Knock-on costs are high if herd tests TB positive

West Country producers and farming unions are calling for tougher measures to control TB. Rebecca Austin reports

WHEN G Warren & Sons dairy herd was shut down for six months due to TB reactors, it cost the business £16,000.

The 260-head herd outside Gloucester had its routine annual test on July 25. Four reactors and six doubtfuls were taken for slaughter. Two weeks later a heifer which had summered away from the farm suffered a similar fate.

The first retest in mid-October revealed two more reactors. The herd was cleared in December. With few badger setts sited on the 210ha (520-acre) farm, the seat of infection was presumed to be a neighbouring badger evicted from a family sett, says Robert Warren.

Fortunately Mr Warren and his brother Andrew were able to rearrange the buildings to house 120 calves they were unable to sell over the six months.

His brother, who is responsible for 49ha (120 acres) of arable land, the machinery and youngstock, looked after the calves for four months. Rearing costs averaged about £80 a head to include feed, straw and labour. Calf mortality increased to 2%. When the calves were sold at four-months they were worth only £20 over those which marketed at two-weeks old.

The Warrens were also unable to buy in-heifer replacements – hence a loss in milk income.

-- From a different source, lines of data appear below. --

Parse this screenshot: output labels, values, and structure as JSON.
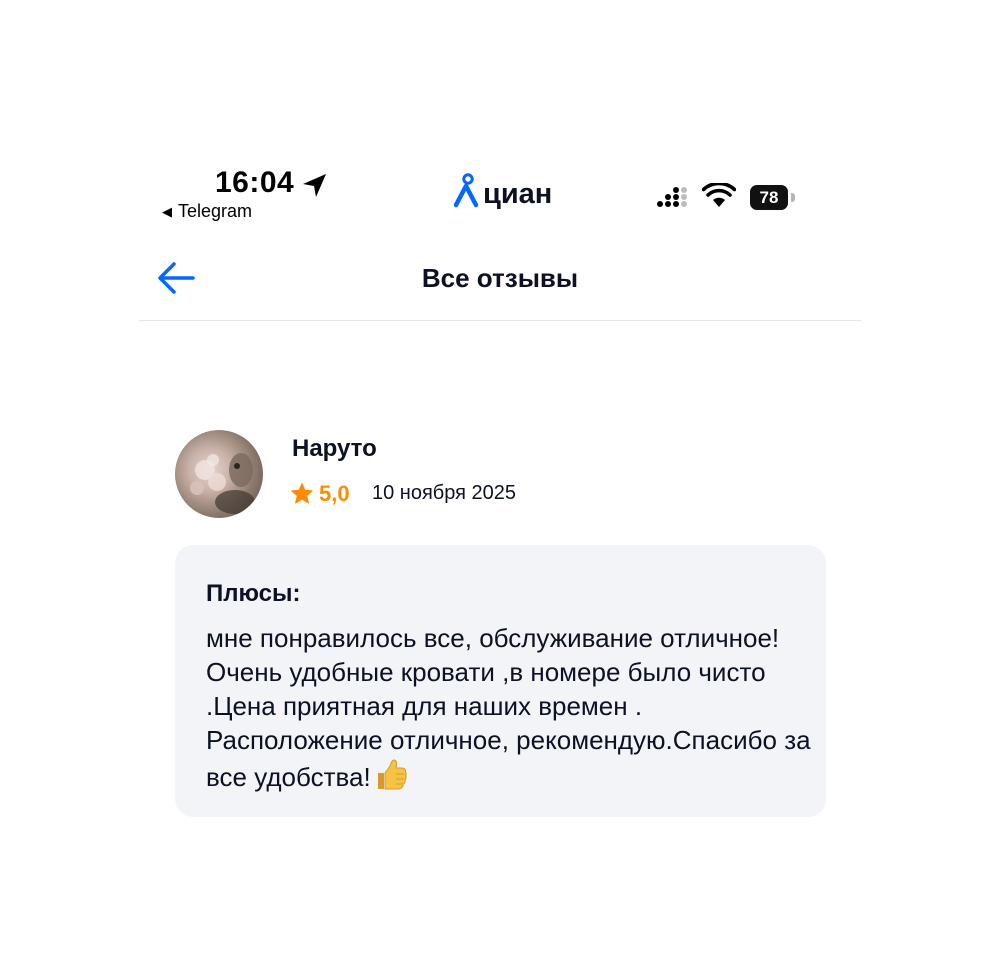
{
  "status_bar": {
    "time": "16:04",
    "back_app": "Telegram",
    "back_app_icon": "back-triangle-icon",
    "location_icon": "location-arrow-icon",
    "signal_icon": "cellular-signal-icon",
    "wifi_icon": "wifi-icon",
    "battery_level": "78"
  },
  "app": {
    "brand": "циан",
    "brand_icon": "cian-pin-logo",
    "brand_color": "#0468ff"
  },
  "header": {
    "title": "Все отзывы",
    "back_icon": "arrow-left-icon"
  },
  "review": {
    "author": "Наруто",
    "rating": "5,0",
    "rating_icon": "star-icon",
    "rating_color": "#ff8c00",
    "date": "10 ноября 2025",
    "pros_title": "Плюсы:",
    "pros_text": "мне понравилось все, обслуживание отличное!Очень удобные кровати ,в номере было чисто .Цена приятная для наших времен . Расположение отличное, рекомендую.Спасибо за все удобства!",
    "emoji_icon": "thumbs-up-icon"
  }
}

And retest absorbed 45 man hours. Compensation rates for reactors are calculated at a MAFF valuation figure or 75% of current market value – whichever is the lowest.

There was no MAFF surveying presence on the farm until November – even though a neighbouring farm had been under restriction for the past two years. "I believe MAFF should trap at least neighbouring properties. The current policy is not working. And to release infected lactating sows back into the environment is ludicrous," says Mr Warren.

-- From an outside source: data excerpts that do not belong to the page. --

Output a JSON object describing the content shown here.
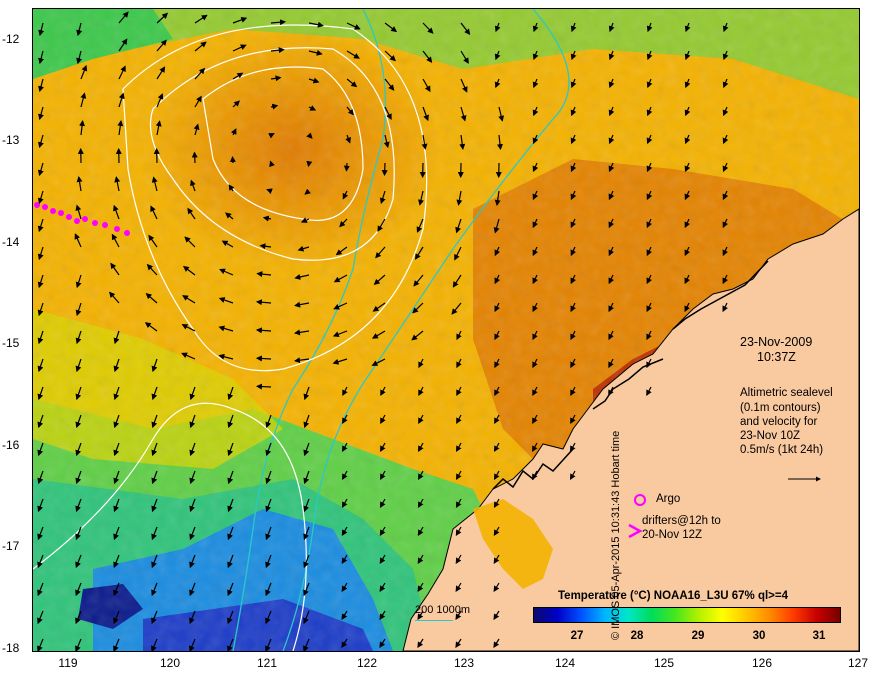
{
  "map": {
    "y_axis_labels": [
      "-12",
      "-13",
      "-14",
      "-15",
      "-16",
      "-17",
      "-18"
    ],
    "x_axis_labels": [
      "119",
      "120",
      "121",
      "122",
      "123",
      "124",
      "125",
      "126",
      "127"
    ],
    "lon_range": [
      118.6,
      127.0
    ],
    "lat_range": [
      -18.0,
      -11.7
    ]
  },
  "annotations": {
    "date": "23-Nov-2009",
    "time": "10:37Z",
    "legend_line1": "Altimetric sealevel",
    "legend_line2": "(0.1m contours)",
    "legend_line3": "and velocity for",
    "legend_line4": "23-Nov 10Z",
    "legend_line5": "0.5m/s (1kt 24h)",
    "argo_label": "Argo",
    "drifters_line1": "drifters@12h to",
    "drifters_line2": "20-Nov 12Z",
    "contour_key": "200  1000m",
    "credit": "© IMOS 05-Apr-2015 10:31:43 Hobart time"
  },
  "colorbar": {
    "title": "Temperature (°C) NOAA16_L3U 67% ql>=4",
    "ticks": [
      "27",
      "28",
      "29",
      "30",
      "31"
    ]
  },
  "colors": {
    "land": "#f9c9a0",
    "argo": "#ff00ff",
    "drifter": "#ff00ff",
    "isobath": "#2ac8c8",
    "sealevel_contour": "#ffffff"
  }
}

He is also unhappy with the level of compensation for reactors. And he supports the NFUs call for reactor compensation to be raised to 125%. "The loss in the value of the animal is not the major loss, it is the consequential loss which is the real hit," he says.

Financial implication of TB outbreak (£)

Undercompensation for six reactors:3250

Rearing 120 calves for 12 weeks:9800

Extra straw:200

Mortality (2%):440

Cost of retests:560

Extra labour over six months:1680


TB has cost Glos producer Robert Warren £16,000 over months.